Et parce que le ph a fini par se prononcer comme un ƒ, certaines langues l’ont abandonné (en même temps que le y) : c’est le cas de l’italien (fisica) et de l’espagnol (física), mais certes pas du français, ni de l’anglais (physics) ou de l’allemand (Physik).
L’origine naturaliste de la physique
Le point de départ est une racine indoeuropéenne signifiant « naître, croître, être », à laquelle se rattache le verbe grec phuein « naître, pousser », surtout pour les êtres vivants, d’où notamment phuton « plante, ce qui pousse », et en français l’élément phyto-, de la phytothérapie par exemple.
Du verbe phuein dérive aussi le nom phusis, désignant d’abord le règne vivant, puis en philosophie (chez Platon) la nature au sens large, y compris la matière inerte et tout l’univers… (de même en latin, natura « nature » vient de nasci « naître »). Enfin, de phusis « nature » on arrive à l’adjectif phusikos « relatif à la nature », où la nature est prise au sens restreint du monde vivant ou au sens large.
De là, l’évolution en latin et en ancien français va aboutir à deux champs sémantiques : l’un en rapport avec les êtres vivants, et surtout avec l’être humain : le physique d’une personne et l’adjectif physique à propos de ses caractères physiques, de sa force physique… (cf. en anglais physician « médecin ») ; l’autre en rapport avec la nature au sens large : la physique, c’est-à-dire la science qui étudie les propriétés générales de la matière et les lois qui régissent les phénomènes matériels (cf. en anglais physicist « physicien »).
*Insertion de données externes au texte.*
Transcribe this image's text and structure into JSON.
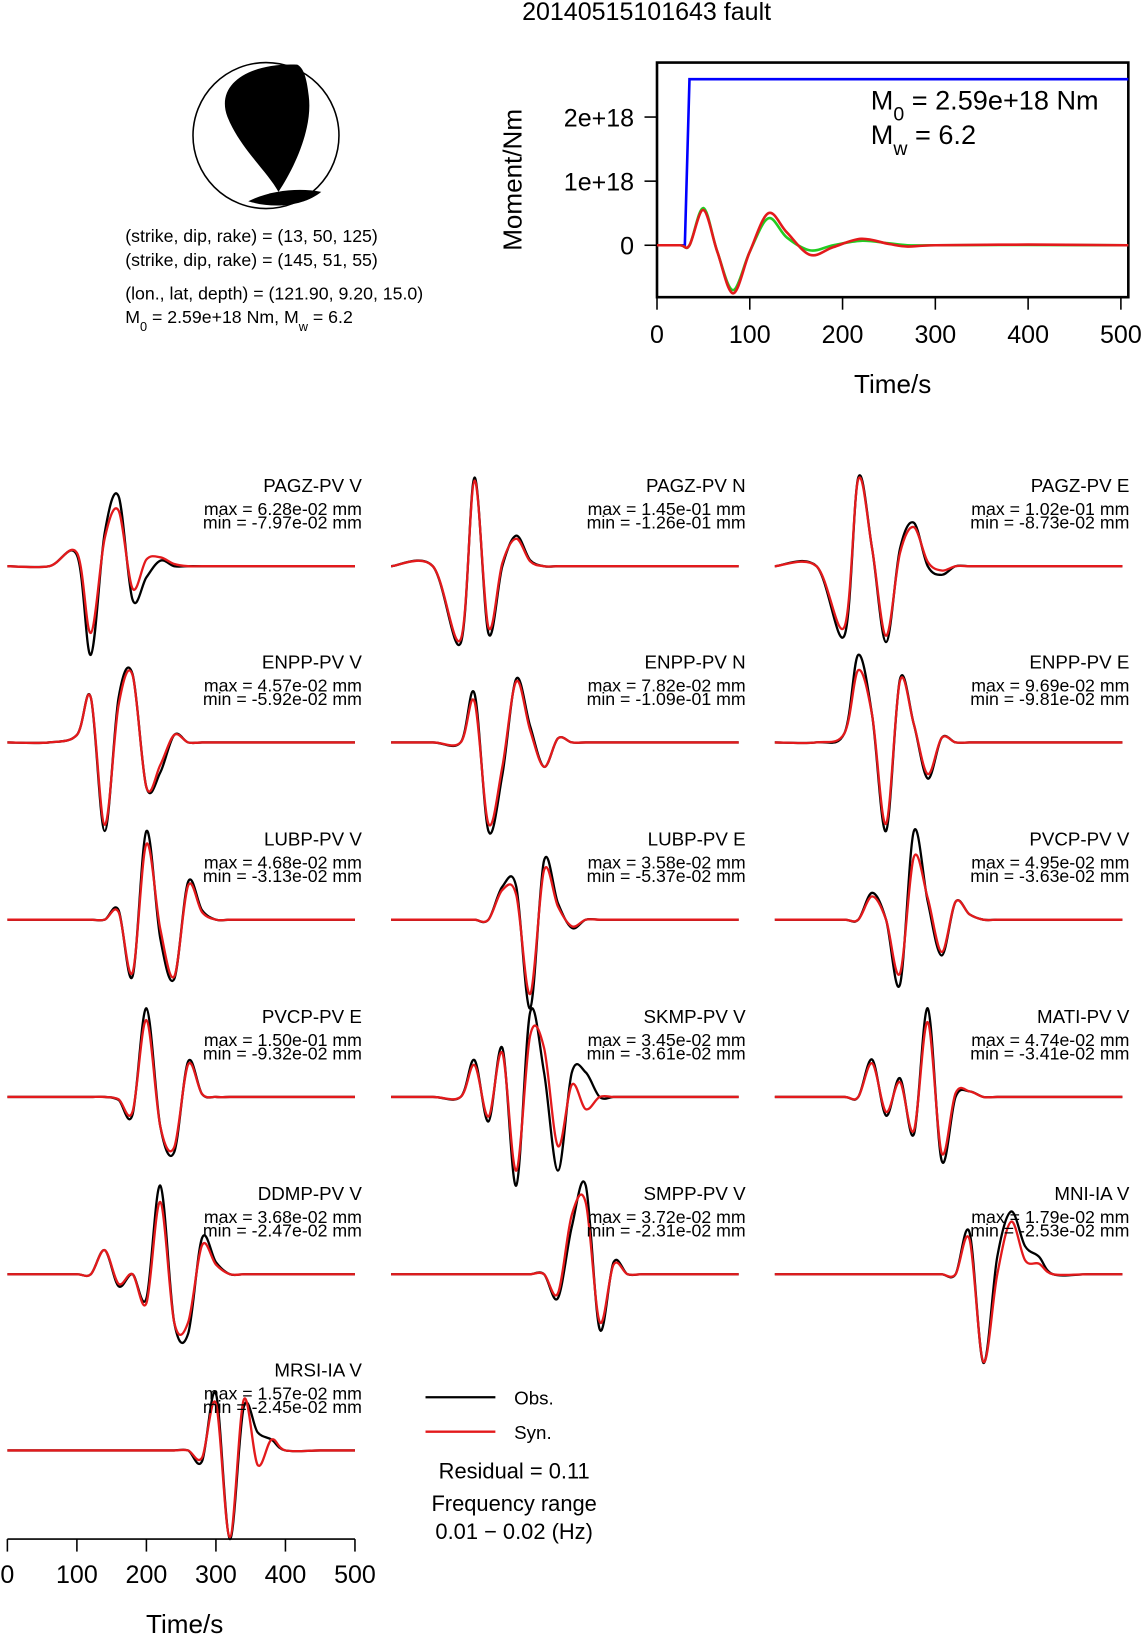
{
  "title": "20140515101643 fault",
  "mechanism": {
    "lines": [
      "(strike, dip, rake) = (13, 50, 125)",
      "(strike, dip, rake) = (145, 51, 55)",
      "(lon., lat, depth) = (121.90, 9.20, 15.0)"
    ],
    "moment_line": [
      "M",
      "0",
      " = 2.59e+18 Nm, M",
      "w",
      " = 6.2"
    ]
  },
  "chart_data": [
    {
      "type": "line",
      "xlabel": "Time/s",
      "ylabel": "Moment/Nm",
      "xlim": [
        0,
        508
      ],
      "xticks": [
        0,
        100,
        200,
        300,
        400,
        500
      ],
      "ylim": [
        -8.1e+17,
        2.85e+18
      ],
      "yticks": [
        0,
        {
          "value": 1e+18,
          "label": "1e+18"
        },
        {
          "value": 2e+18,
          "label": "2e+18"
        }
      ],
      "annotation": [
        [
          "M",
          "0",
          " = 2.59e+18 Nm"
        ],
        [
          "M",
          "w",
          " = 6.2"
        ]
      ],
      "series": [
        {
          "color": "#0000ff",
          "x": [
            0,
            30,
            35,
            508
          ],
          "values": [
            0,
            0,
            2.59e+18,
            2.59e+18
          ]
        },
        {
          "color": "#22cc22",
          "x": [
            0,
            25,
            35,
            50,
            65,
            82,
            100,
            120,
            140,
            165,
            190,
            220,
            250,
            270,
            300,
            400,
            508
          ],
          "values": [
            0,
            0,
            0,
            5.8e+17,
            -1e+17,
            -7e+17,
            -1e+17,
            4.2e+17,
            1.2e+17,
            -8e+16,
            0,
            7e+16,
            3e+16,
            0,
            0,
            5000000000000000.0,
            0
          ]
        },
        {
          "color": "#e31a1c",
          "x": [
            0,
            25,
            35,
            50,
            65,
            82,
            100,
            120,
            140,
            165,
            190,
            220,
            250,
            270,
            300,
            400,
            508
          ],
          "values": [
            0,
            0,
            0,
            5.5e+17,
            -1e+17,
            -7.5e+17,
            -1e+17,
            5e+17,
            2e+17,
            -1.5e+17,
            -3e+16,
            1e+17,
            2e+16,
            -2e+16,
            0,
            1e+16,
            0
          ]
        }
      ]
    },
    {
      "type": "waveform",
      "xlabel": "Time/s",
      "xlim": [
        0,
        510
      ],
      "xticks": [
        0,
        100,
        200,
        300,
        400,
        500
      ],
      "x": [
        0,
        60,
        100,
        120,
        140,
        160,
        180,
        200,
        220,
        240,
        260,
        280,
        300,
        320,
        340,
        360,
        380,
        400,
        450,
        500
      ],
      "legend": [
        {
          "name": "Obs.",
          "color": "#000000"
        },
        {
          "name": "Syn.",
          "color": "#e31a1c"
        }
      ],
      "notes": [
        "Residual = 0.11",
        "Frequency range",
        "0.01 − 0.02 (Hz)"
      ],
      "panels": [
        {
          "station": "PAGZ-PV V",
          "max": 0.0628,
          "max_label": "max = 6.28e-02 mm",
          "min": -0.0797,
          "min_label": "min = -7.97e-02 mm",
          "obs": [
            0,
            0,
            0.01,
            -0.0797,
            0.03,
            0.0628,
            -0.03,
            -0.01,
            0.005,
            0,
            0,
            0,
            0,
            0,
            0,
            0,
            0,
            0,
            0,
            0
          ],
          "syn": [
            0,
            0,
            0.012,
            -0.06,
            0.025,
            0.05,
            -0.02,
            0.006,
            0.008,
            0.002,
            0,
            0,
            0,
            0,
            0,
            0,
            0,
            0,
            0,
            0
          ]
        },
        {
          "station": "PAGZ-PV N",
          "max": 0.145,
          "max_label": "max = 1.45e-01 mm",
          "min": -0.126,
          "min_label": "min = -1.26e-01 mm",
          "obs": [
            0,
            0,
            -0.126,
            0.145,
            -0.11,
            0,
            0.05,
            0.01,
            0,
            0,
            0,
            0,
            0,
            0,
            0,
            0,
            0,
            0,
            0,
            0
          ],
          "syn": [
            0,
            0,
            -0.12,
            0.14,
            -0.1,
            0.005,
            0.045,
            0.008,
            0,
            0,
            0,
            0,
            0,
            0,
            0,
            0,
            0,
            0,
            0,
            0
          ]
        },
        {
          "station": "PAGZ-PV E",
          "max": 0.102,
          "max_label": "max = 1.02e-01 mm",
          "min": -0.0873,
          "min_label": "min = -8.73e-02 mm",
          "obs": [
            0,
            0,
            -0.08,
            0.102,
            0.02,
            -0.0873,
            0.02,
            0.05,
            0,
            -0.01,
            0,
            0,
            0,
            0,
            0,
            0,
            0,
            0,
            0,
            0
          ],
          "syn": [
            0,
            0,
            -0.07,
            0.1,
            0.02,
            -0.08,
            0.015,
            0.045,
            0.005,
            -0.005,
            0,
            0,
            0,
            0,
            0,
            0,
            0,
            0,
            0,
            0
          ]
        },
        {
          "station": "ENPP-PV V",
          "max": 0.0457,
          "max_label": "max = 4.57e-02 mm",
          "min": -0.0592,
          "min_label": "min = -5.92e-02 mm",
          "obs": [
            0,
            0,
            0.005,
            0.03,
            -0.0592,
            0.03,
            0.0457,
            -0.03,
            -0.02,
            0.005,
            0,
            0,
            0,
            0,
            0,
            0,
            0,
            0,
            0,
            0
          ],
          "syn": [
            0,
            0,
            0.005,
            0.03,
            -0.055,
            0.025,
            0.045,
            -0.03,
            -0.015,
            0.005,
            0,
            0,
            0,
            0,
            0,
            0,
            0,
            0,
            0,
            0
          ]
        },
        {
          "station": "ENPP-PV N",
          "max": 0.0782,
          "max_label": "max = 7.82e-02 mm",
          "min": -0.109,
          "min_label": "min = -1.09e-01 mm",
          "obs": [
            0,
            0,
            0,
            0.06,
            -0.109,
            -0.04,
            0.0782,
            0.02,
            -0.03,
            0.005,
            0,
            0,
            0,
            0,
            0,
            0,
            0,
            0,
            0,
            0
          ],
          "syn": [
            0,
            0,
            0,
            0.05,
            -0.1,
            -0.03,
            0.075,
            0.015,
            -0.03,
            0.005,
            0,
            0,
            0,
            0,
            0,
            0,
            0,
            0,
            0,
            0
          ]
        },
        {
          "station": "ENPP-PV E",
          "max": 0.0969,
          "max_label": "max = 9.69e-02 mm",
          "min": -0.0981,
          "min_label": "min = -9.81e-02 mm",
          "obs": [
            0,
            0,
            0.01,
            0.0969,
            0.03,
            -0.0981,
            0.07,
            0.02,
            -0.04,
            0.005,
            0,
            0,
            0,
            0,
            0,
            0,
            0,
            0,
            0,
            0
          ],
          "syn": [
            0,
            0,
            0.01,
            0.08,
            0.03,
            -0.09,
            0.068,
            0.02,
            -0.035,
            0.005,
            0,
            0,
            0,
            0,
            0,
            0,
            0,
            0,
            0,
            0
          ]
        },
        {
          "station": "LUBP-PV V",
          "max": 0.0468,
          "max_label": "max = 4.68e-02 mm",
          "min": -0.0313,
          "min_label": "min = -3.13e-02 mm",
          "obs": [
            0,
            0,
            0,
            0,
            0,
            0.005,
            -0.03,
            0.0468,
            -0.01,
            -0.0313,
            0.02,
            0.005,
            0,
            0,
            0,
            0,
            0,
            0,
            0,
            0
          ],
          "syn": [
            0,
            0,
            0,
            0,
            0,
            0.004,
            -0.028,
            0.04,
            -0.005,
            -0.03,
            0.018,
            0.004,
            0,
            0,
            0,
            0,
            0,
            0,
            0,
            0
          ]
        },
        {
          "station": "LUBP-PV E",
          "max": 0.0358,
          "max_label": "max = 3.58e-02 mm",
          "min": -0.0537,
          "min_label": "min = -5.37e-02 mm",
          "obs": [
            0,
            0,
            0,
            0,
            0,
            0.02,
            0.02,
            -0.0537,
            0.0358,
            0.01,
            -0.005,
            0,
            0,
            0,
            0,
            0,
            0,
            0,
            0,
            0
          ],
          "syn": [
            0,
            0,
            0,
            0,
            0,
            0.018,
            0.015,
            -0.045,
            0.03,
            0.008,
            -0.004,
            0,
            0,
            0,
            0,
            0,
            0,
            0,
            0,
            0
          ]
        },
        {
          "station": "PVCP-PV V",
          "max": 0.0495,
          "max_label": "max = 4.95e-02 mm",
          "min": -0.0363,
          "min_label": "min = -3.63e-02 mm",
          "obs": [
            0,
            0,
            0,
            0,
            0.015,
            0,
            -0.0363,
            0.0495,
            0.01,
            -0.02,
            0.01,
            0.003,
            0,
            0,
            0,
            0,
            0,
            0,
            0,
            0
          ],
          "syn": [
            0,
            0,
            0,
            0,
            0.013,
            0,
            -0.03,
            0.035,
            0.012,
            -0.018,
            0.01,
            0.003,
            0,
            0,
            0,
            0,
            0,
            0,
            0,
            0
          ]
        },
        {
          "station": "PVCP-PV E",
          "max": 0.15,
          "max_label": "max = 1.50e-01 mm",
          "min": -0.0932,
          "min_label": "min = -9.32e-02 mm",
          "obs": [
            0,
            0,
            0,
            0,
            0,
            -0.005,
            -0.03,
            0.15,
            -0.05,
            -0.0932,
            0.06,
            0.005,
            0,
            0,
            0,
            0,
            0,
            0,
            0,
            0
          ],
          "syn": [
            0,
            0,
            0,
            0,
            0,
            -0.004,
            -0.025,
            0.13,
            -0.05,
            -0.085,
            0.055,
            0.005,
            0,
            0,
            0,
            0,
            0,
            0,
            0,
            0
          ]
        },
        {
          "station": "SKMP-PV V",
          "max": 0.0345,
          "max_label": "max = 3.45e-02 mm",
          "min": -0.0361,
          "min_label": "min = -3.61e-02 mm",
          "obs": [
            0,
            0,
            0,
            0.015,
            -0.01,
            0.02,
            -0.0361,
            0.0345,
            0.01,
            -0.03,
            0.01,
            0.01,
            0,
            0,
            0,
            0,
            0,
            0,
            0,
            0
          ],
          "syn": [
            0,
            0,
            0,
            0.013,
            -0.008,
            0.018,
            -0.03,
            0.025,
            0.02,
            -0.02,
            0.005,
            -0.005,
            0,
            0,
            0,
            0,
            0,
            0,
            0,
            0
          ]
        },
        {
          "station": "MATI-PV V",
          "max": 0.0474,
          "max_label": "max = 4.74e-02 mm",
          "min": -0.0341,
          "min_label": "min = -3.41e-02 mm",
          "obs": [
            0,
            0,
            0,
            0,
            0.02,
            -0.01,
            0.01,
            -0.02,
            0.0474,
            -0.0341,
            0,
            0.003,
            0,
            0,
            0,
            0,
            0,
            0,
            0,
            0
          ],
          "syn": [
            0,
            0,
            0,
            0,
            0.018,
            -0.008,
            0.008,
            -0.018,
            0.04,
            -0.03,
            0.002,
            0.003,
            0,
            0,
            0,
            0,
            0,
            0,
            0,
            0
          ]
        },
        {
          "station": "DDMP-PV V",
          "max": 0.0368,
          "max_label": "max = 3.68e-02 mm",
          "min": -0.0247,
          "min_label": "min = -2.47e-02 mm",
          "obs": [
            0,
            0,
            0,
            0,
            0.01,
            -0.005,
            0,
            -0.01,
            0.0368,
            -0.02,
            -0.0247,
            0.015,
            0.005,
            0,
            0,
            0,
            0,
            0,
            0,
            0
          ],
          "syn": [
            0,
            0,
            0,
            0,
            0.01,
            -0.004,
            0,
            -0.012,
            0.03,
            -0.02,
            -0.02,
            0.012,
            0.004,
            0,
            0,
            0,
            0,
            0,
            0,
            0
          ]
        },
        {
          "station": "SMPP-PV V",
          "max": 0.0372,
          "max_label": "max = 3.72e-02 mm",
          "min": -0.0231,
          "min_label": "min = -2.31e-02 mm",
          "obs": [
            0,
            0,
            0,
            0,
            0,
            0,
            0,
            0,
            0,
            -0.01,
            0.02,
            0.0372,
            -0.0231,
            0.005,
            0,
            0,
            0,
            0,
            0,
            0
          ],
          "syn": [
            0,
            0,
            0,
            0,
            0,
            0,
            0,
            0,
            0,
            -0.008,
            0.025,
            0.03,
            -0.02,
            0.004,
            0,
            0,
            0,
            0,
            0,
            0
          ]
        },
        {
          "station": "MNI-IA V",
          "max": 0.0179,
          "max_label": "max = 1.79e-02 mm",
          "min": -0.0253,
          "min_label": "min = -2.53e-02 mm",
          "obs": [
            0,
            0,
            0,
            0,
            0,
            0,
            0,
            0,
            0,
            0,
            0,
            0.012,
            -0.0253,
            0.005,
            0.0179,
            0.008,
            0.005,
            0,
            0,
            0
          ],
          "syn": [
            0,
            0,
            0,
            0,
            0,
            0,
            0,
            0,
            0,
            0,
            0,
            0.01,
            -0.025,
            0,
            0.015,
            0.004,
            0.003,
            0,
            0,
            0
          ]
        },
        {
          "station": "MRSI-IA V",
          "max": 0.0157,
          "max_label": "max = 1.57e-02 mm",
          "min": -0.0245,
          "min_label": "min = -2.45e-02 mm",
          "obs": [
            0,
            0,
            0,
            0,
            0,
            0,
            0,
            0,
            0,
            0,
            0,
            -0.003,
            0.0157,
            -0.0245,
            0.012,
            0.005,
            0.003,
            0,
            0,
            0
          ],
          "syn": [
            0,
            0,
            0,
            0,
            0,
            0,
            0,
            0,
            0,
            0,
            0,
            -0.002,
            0.013,
            -0.024,
            0.014,
            -0.004,
            0.003,
            0,
            0,
            0
          ]
        }
      ]
    }
  ]
}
Au commencement était Aristote
Cette dernière acception doit beaucoup, sinon tout, à Aristote qui, à Athènes entre 335 et 323 avant J.-C., écrivait ses Leçons de physique (Phusikês akroaseôs), ce qu’il est convenu de nommer la Physique d’Aristote.
Cet ouvrage traite de notions fondamentales comme la matière et la forme, le mouvement et le changement, l’infini, le vide, le temps… des notions auxquelles la physique n’a pas cessé de s’intéresser depuis, et Aristote étudiait aussi le monde vivant, mais dans d’autres traités, dont sa remarquable Histoire des animaux.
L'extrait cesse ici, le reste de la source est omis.